Paint-spattered denim. Cargo pants. Lumberjack check, name-embroidered mechanics' jackets, and pinstripe tailoring. And Cosby sweaters? At first, it was difficult to discern the through line in the new Rag & Bone collection. Indeed, speaking backstage before today's show, Marcus Wainwright and David Neville themselves acknowledged that this season's outing was "a mix of a lot of things," and that was 100 percent true. And then, as the show settled in your mind, it hit you: This was a paean to the working man! Not just the working-class man, although his presence was keenly felt in those name-embroidered jackets, like the ones sported by Jourdan Dunn and Georgia May Jagger. But also the soldier, and the man of the land.
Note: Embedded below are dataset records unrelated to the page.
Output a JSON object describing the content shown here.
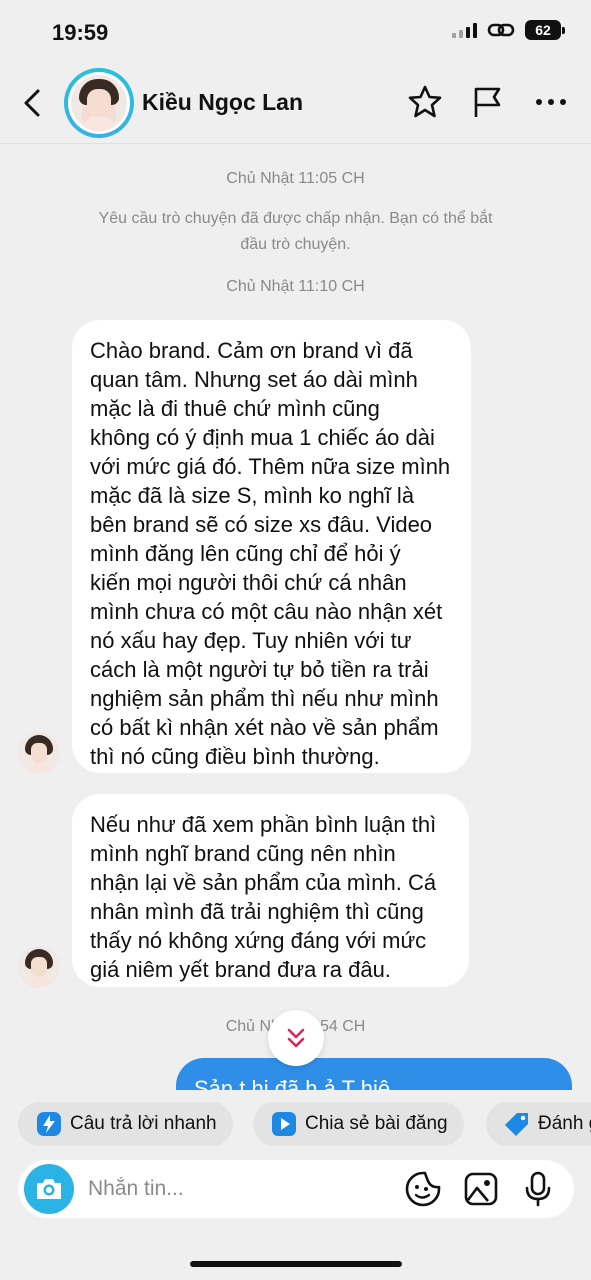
{
  "status_bar": {
    "time": "19:59",
    "battery": "62"
  },
  "header": {
    "contact_name": "Kiều Ngọc Lan"
  },
  "conversation": {
    "timestamp_1": "Chủ Nhật 11:05 CH",
    "system_message": "Yêu cầu trò chuyện đã được chấp nhận. Bạn có thể bắt\nđầu trò chuyện.",
    "timestamp_2": "Chủ Nhật 11:10 CH",
    "message_1": "Chào brand. Cảm ơn brand vì đã\nquan tâm. Nhưng set áo dài mình\nmặc là đi thuê chứ mình cũng\nkhông có ý định mua 1 chiếc áo dài\nvới mức giá đó. Thêm nữa size mình\nmặc đã là size S, mình ko nghĩ là\nbên brand sẽ có size xs đâu. Video\nmình đăng lên cũng chỉ để hỏi ý\nkiến mọi người thôi chứ cá nhân\nmình chưa có một câu nào nhận xét\nnó xấu hay đẹp. Tuy nhiên với tư\ncách là một người tự bỏ tiền ra trải\nnghiệm sản phẩm thì nếu như mình\ncó bất kì nhận xét nào về sản phẩm\nthì nó cũng điều bình thường.",
    "message_2": "Nếu như đã xem phần bình luận thì\nmình nghĩ brand cũng nên nhìn\nnhận lại về sản phẩm của mình. Cá\nnhân mình đã trải nghiệm thì cũng\nthấy nó không xứng đáng với mức\ngiá niêm yết brand đưa ra đâu.",
    "timestamp_3": "Chủ Nh        :54 CH",
    "outgoing_partial": "Sản  t    hị đã     h   ả  T    hiê"
  },
  "quick_actions": [
    {
      "label": "Câu trả lời nhanh",
      "icon": "lightning-icon"
    },
    {
      "label": "Chia sẻ bài đăng",
      "icon": "play-icon"
    },
    {
      "label": "Đánh g",
      "icon": "tag-icon"
    }
  ],
  "composer": {
    "placeholder": "Nhắn tin..."
  },
  "colors": {
    "accent": "#2bb3e6",
    "outgoing_bubble": "#2f8fe8",
    "background": "#efefef",
    "timestamp": "#8a8a8a"
  }
}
Even the grandees in their pinstripe, heading to their shiny office towers, even they got a look-see, and so too the late-eighties, tracksuit-wearing, dole-collecting Madchester lad, who would have gone to work in the factory, if the factory hadn't shut down. Paycheck men, all of them.
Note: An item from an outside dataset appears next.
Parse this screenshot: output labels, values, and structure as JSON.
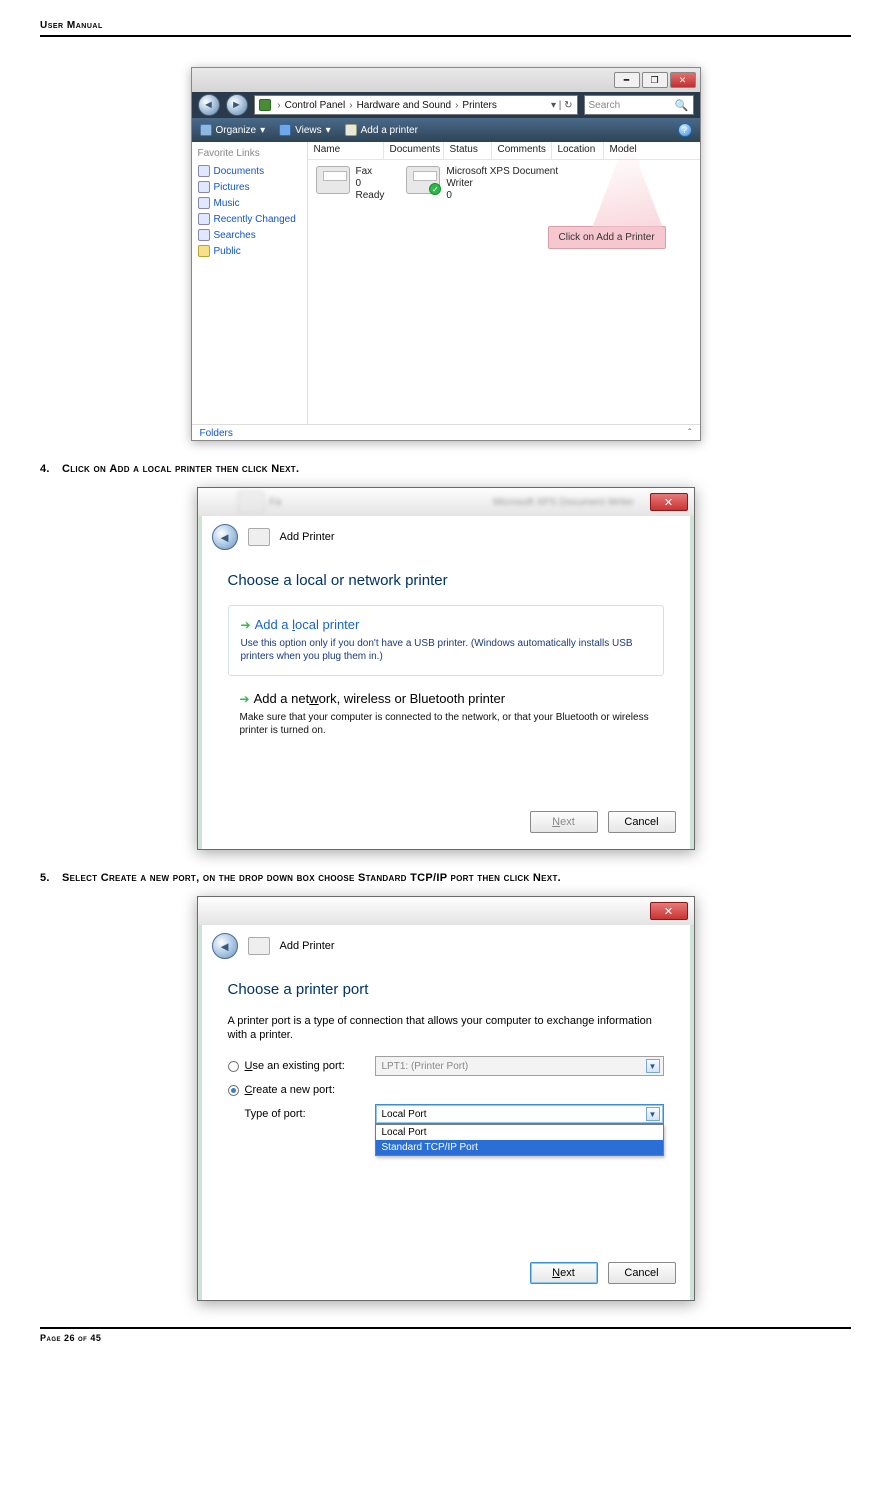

Moreover, Wainwright and Neville's egalitarian vision was large enough to include a wisecracking obstetrician with a large, happy family who worked out of his Brooklyn brownstone. The squiggly "Cosby" knits were a standout here—a collaboration with Coogi, the Australian brand that made the original versions back in the eighties. The feral hand-knit jackets were another highlight, albeit one rather difficult to connect back to the theme. But then, who cares? Consistency is a virtue much overpraised, and that "working man" hypothesis is probably rubbish. This was a collection that was more about great pieces than any ambitious conceptual or aesthetic proposition. Mohair check hoodie? Want. Baggy cream-colored jeans paint-spattered by hand? Need. Baggy knee-high boots in red? Have to have. And that whole Joan Smalls look, head to toe. Start saving your pennies, working girls. There was a mix of a lot of things here you're going to want to buy.